Berdasarkan anamnesis, pemeriksaan fisis, foto thorax, hasil EKG, dan hasil
echocardiography didiagnosis dengan congestive heart failure NYHA II e.c susp DCM dd/ CAD
.
13
IV. DIAGNOSA KERJA
Diagnosa kerja adalah Congestive Heart Failure NHYA III e.c CAD
V. DISKUSI
Dari anamnesa dan pemeriksaan fisis, yaitu dispnea dialami sejak + 1 bulan yang lalu,
memberat sejak + 5 hari yang lalu disertai palpitasi. Terdapat dyspneu d’ effort, paroxismal
nocturnal dyspneu, batuk. Nyeri dada sebelah kiri sejak + 5 hari yang lalu, dan fatig. DVS R+4
cmH2O, didapatkan bronchovesiculer, bunyi tambahan pada pernapasan berupa ronkhi pada
basal paru, bunyi jantung I/II tidak murni, irreguler, bising sistolik, dan hepatomegali sehingga
pasien ini didiagnosa dengan gagal jantung kongestif NYHA IV e.c CAD
Kriteria Framingham yang didapatkan pada pasien ini adalah:
Mayor → 1. paroxismal nocturnal dyspneu (PND)
2. Ronkhi paru
3. Kardiomegali
4. Peninggian tekanan vena jugularis
Minor→ 1. dyspneu d’ effort
2. Hepatomegali
Pada anamnesis, didapatkan dispnea atau perasaan sulit bernapas yang disebabkan oleh
peningkatan kerja pernapasan akibat kongesti vaskular paru-paru yang mengurangi kelenturan
paru-paru. Meningkatnya tahanan aliran udara juga menimbulkan dispnea. Dispnea nokturnal
paroksismal (PND) atau mendadak terbangun karena sesak pada pasien ini dipicu oleh
perkembangan edema paru-paru interstisial. PND merupakan manifestasi yang lebih spesifik dari
gagal jantung kiri daripada dispnea atau ortopnea. Batuk juga dapat ditemukan pada penderita
gagal jantung yang disebabkan oleh bendungan paru.

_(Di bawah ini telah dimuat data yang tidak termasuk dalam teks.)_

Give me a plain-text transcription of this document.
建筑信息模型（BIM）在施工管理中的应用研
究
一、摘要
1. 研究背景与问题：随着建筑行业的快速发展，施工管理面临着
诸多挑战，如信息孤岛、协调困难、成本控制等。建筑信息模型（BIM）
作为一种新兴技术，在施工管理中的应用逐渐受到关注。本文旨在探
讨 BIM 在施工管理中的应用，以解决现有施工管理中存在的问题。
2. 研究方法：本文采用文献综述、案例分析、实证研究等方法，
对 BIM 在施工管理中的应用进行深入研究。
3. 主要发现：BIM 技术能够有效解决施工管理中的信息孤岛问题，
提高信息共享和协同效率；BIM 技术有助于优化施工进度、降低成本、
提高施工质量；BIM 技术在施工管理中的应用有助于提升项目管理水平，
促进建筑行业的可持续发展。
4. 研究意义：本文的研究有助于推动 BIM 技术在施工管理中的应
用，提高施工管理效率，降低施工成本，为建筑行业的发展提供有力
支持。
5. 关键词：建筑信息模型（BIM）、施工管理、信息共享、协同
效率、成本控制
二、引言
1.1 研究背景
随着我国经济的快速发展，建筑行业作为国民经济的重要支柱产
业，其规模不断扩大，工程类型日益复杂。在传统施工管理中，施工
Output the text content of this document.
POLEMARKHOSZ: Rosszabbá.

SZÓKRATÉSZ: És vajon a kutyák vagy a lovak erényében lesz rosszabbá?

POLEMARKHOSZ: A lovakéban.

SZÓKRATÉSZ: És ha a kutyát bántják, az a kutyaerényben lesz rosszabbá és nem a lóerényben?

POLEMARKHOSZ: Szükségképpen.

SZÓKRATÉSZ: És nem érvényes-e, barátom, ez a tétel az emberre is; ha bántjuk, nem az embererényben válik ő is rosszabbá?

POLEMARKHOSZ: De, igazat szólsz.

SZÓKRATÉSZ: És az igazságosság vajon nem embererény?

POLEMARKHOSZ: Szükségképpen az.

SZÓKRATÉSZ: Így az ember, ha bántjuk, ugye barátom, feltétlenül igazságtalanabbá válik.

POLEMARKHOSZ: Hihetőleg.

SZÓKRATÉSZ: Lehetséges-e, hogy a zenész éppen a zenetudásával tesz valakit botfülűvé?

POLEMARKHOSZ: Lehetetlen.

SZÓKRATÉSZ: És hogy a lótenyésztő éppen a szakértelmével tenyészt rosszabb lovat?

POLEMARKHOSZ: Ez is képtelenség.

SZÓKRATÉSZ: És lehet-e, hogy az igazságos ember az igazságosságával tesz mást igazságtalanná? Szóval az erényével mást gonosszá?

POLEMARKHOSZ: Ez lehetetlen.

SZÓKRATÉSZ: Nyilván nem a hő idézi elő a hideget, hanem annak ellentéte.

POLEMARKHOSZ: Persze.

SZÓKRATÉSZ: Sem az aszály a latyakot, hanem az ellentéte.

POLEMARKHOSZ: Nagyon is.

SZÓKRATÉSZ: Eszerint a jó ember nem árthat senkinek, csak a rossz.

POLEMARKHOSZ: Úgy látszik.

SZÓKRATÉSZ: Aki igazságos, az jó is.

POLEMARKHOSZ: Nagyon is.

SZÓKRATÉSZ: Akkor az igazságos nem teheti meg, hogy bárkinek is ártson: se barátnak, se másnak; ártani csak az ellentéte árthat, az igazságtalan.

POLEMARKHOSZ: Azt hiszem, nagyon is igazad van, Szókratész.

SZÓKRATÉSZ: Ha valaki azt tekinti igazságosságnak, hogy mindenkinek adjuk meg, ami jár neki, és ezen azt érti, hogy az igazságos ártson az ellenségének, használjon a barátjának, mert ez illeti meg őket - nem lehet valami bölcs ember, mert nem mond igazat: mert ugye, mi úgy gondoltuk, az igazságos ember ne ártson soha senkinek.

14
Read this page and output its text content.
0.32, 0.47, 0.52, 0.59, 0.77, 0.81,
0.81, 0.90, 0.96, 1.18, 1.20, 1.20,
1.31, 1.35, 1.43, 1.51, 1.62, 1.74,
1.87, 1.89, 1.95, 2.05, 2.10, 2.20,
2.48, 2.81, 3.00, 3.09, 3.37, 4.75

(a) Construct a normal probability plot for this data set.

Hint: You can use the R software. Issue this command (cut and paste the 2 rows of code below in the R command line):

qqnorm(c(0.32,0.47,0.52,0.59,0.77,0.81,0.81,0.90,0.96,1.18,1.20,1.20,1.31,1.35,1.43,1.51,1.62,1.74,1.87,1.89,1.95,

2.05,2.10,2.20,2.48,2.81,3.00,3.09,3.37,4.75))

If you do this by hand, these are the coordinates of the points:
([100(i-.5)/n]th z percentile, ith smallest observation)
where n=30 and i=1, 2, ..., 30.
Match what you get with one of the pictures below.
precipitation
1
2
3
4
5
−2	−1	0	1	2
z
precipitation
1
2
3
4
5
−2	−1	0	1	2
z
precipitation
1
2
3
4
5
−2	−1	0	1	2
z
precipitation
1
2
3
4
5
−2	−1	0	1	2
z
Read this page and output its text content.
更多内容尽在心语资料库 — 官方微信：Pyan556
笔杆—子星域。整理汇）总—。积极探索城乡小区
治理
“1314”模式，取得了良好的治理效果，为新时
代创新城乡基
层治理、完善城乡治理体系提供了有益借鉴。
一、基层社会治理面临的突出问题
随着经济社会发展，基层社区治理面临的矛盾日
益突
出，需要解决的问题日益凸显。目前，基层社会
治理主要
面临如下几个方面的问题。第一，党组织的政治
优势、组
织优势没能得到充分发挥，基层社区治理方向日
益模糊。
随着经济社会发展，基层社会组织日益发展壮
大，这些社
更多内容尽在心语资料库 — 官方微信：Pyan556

Ronkhi yang terdengar merupakan akibat adanya penimbunan cairan di jaringan
interstisium dan alveolar paru akibat dari adanya peningkatan atrium kiri yang umumnya
disebabkan oleh edema paru akut. Hipertensi pulmonal yang didapatkan pada pasien ini terjadi
akibat adanya tekanan yang tinggi pada atrium kiri sehingga tekanan di paru meningkat.
Hepatomegali terjadi karena gagal jantung kanan yang mengakibatkan adanya bendungan vena
kava sehingga mengakibatkan bendungan hati.
14
Penatalaksanaan gagal jantung kongestif pada pasien ini yaitu pemberian oksigen dan
pembatasan gerak pasien. Pembatasan aktivitas fisik yang ketat merupakan tindakan awal yang
sederhana namun sangat tepat dalam penanganan gagal jantung.
Gagal jantung ditangani dengan tindakan umum untuk mengurangi beban kerja jantung
dan manipulasi selektif terhadap ketiga penentu utama dari fungsi miokardium, baik secara
sendiri-sendiri maupun gabungan dari : beban awal, kontraktilitas dan beban akhir.
Pasien ini ditangani dengan pemberian diuretik untuk mengurangi pre-load sehingga
dapat mengurangi sesak akibat adanya edema paru, diuretik yang diberikan adalah Lasix
ampul/12 jam/iv. Pemberian digitalis sebagai inotropik untuk memperbaiki kontraktilitas dan
ritme dari atrium yang mengalami fibrilasi. Digitalis yang diberikan adalah Digoxin 3x0,25 mg.
Pada pasien ini diberikan penghambat enzim konversi angiotensin , yaitu captopril 1,25
mg 1-0-1 yang menghambat konversi angiotensin I menjadi angiotensin II. Efek ini mencegah
vasokonstriksi yang diinduksi angiotensin, menghambat produksi aldosteron dan retensi cairan
sehingga berfungsi sebagai vasodilator yang dapat menurunkan afterload dan kerja jantung,
meningkatkan perfusi jaringan dengan meningkatkan volume sekuncup, dan mencegah
remodelling ventrikel.
Pada pasien ini juga diberikan antiagregasi trombosit yaitu asam asetilsalisilat yang
menghambat sintesis tromboksan A2 (TXA2) sehingga mencegah terjadinya trombus yang bisa
disebabkan oleh adanya atrial fibrilasi. Asam asetilsalisilat yang diberikan adalah aspilet 1x 80
mg dan untuk menurunkan kerja jantung dan perbaikan sirkulasi koroner diberikan isosorbid
dinitrate berupa farsorbid 3 x 10 mg. Pada pasien ini terdapat hipertensi pulmonal sehingga dapat
diberikan natrium beraprost 2x1 tablet.
15
DAFTAR PUSTAKA
1. Panggabean, M. Gagal Jantung. Buku Ajar Ilmu Penyakit Dalam Jilid III. Pusat Penerbitan Departemen Ilmu Penyakit Dalam FKUI . Jakarta. 2006 :1513-14.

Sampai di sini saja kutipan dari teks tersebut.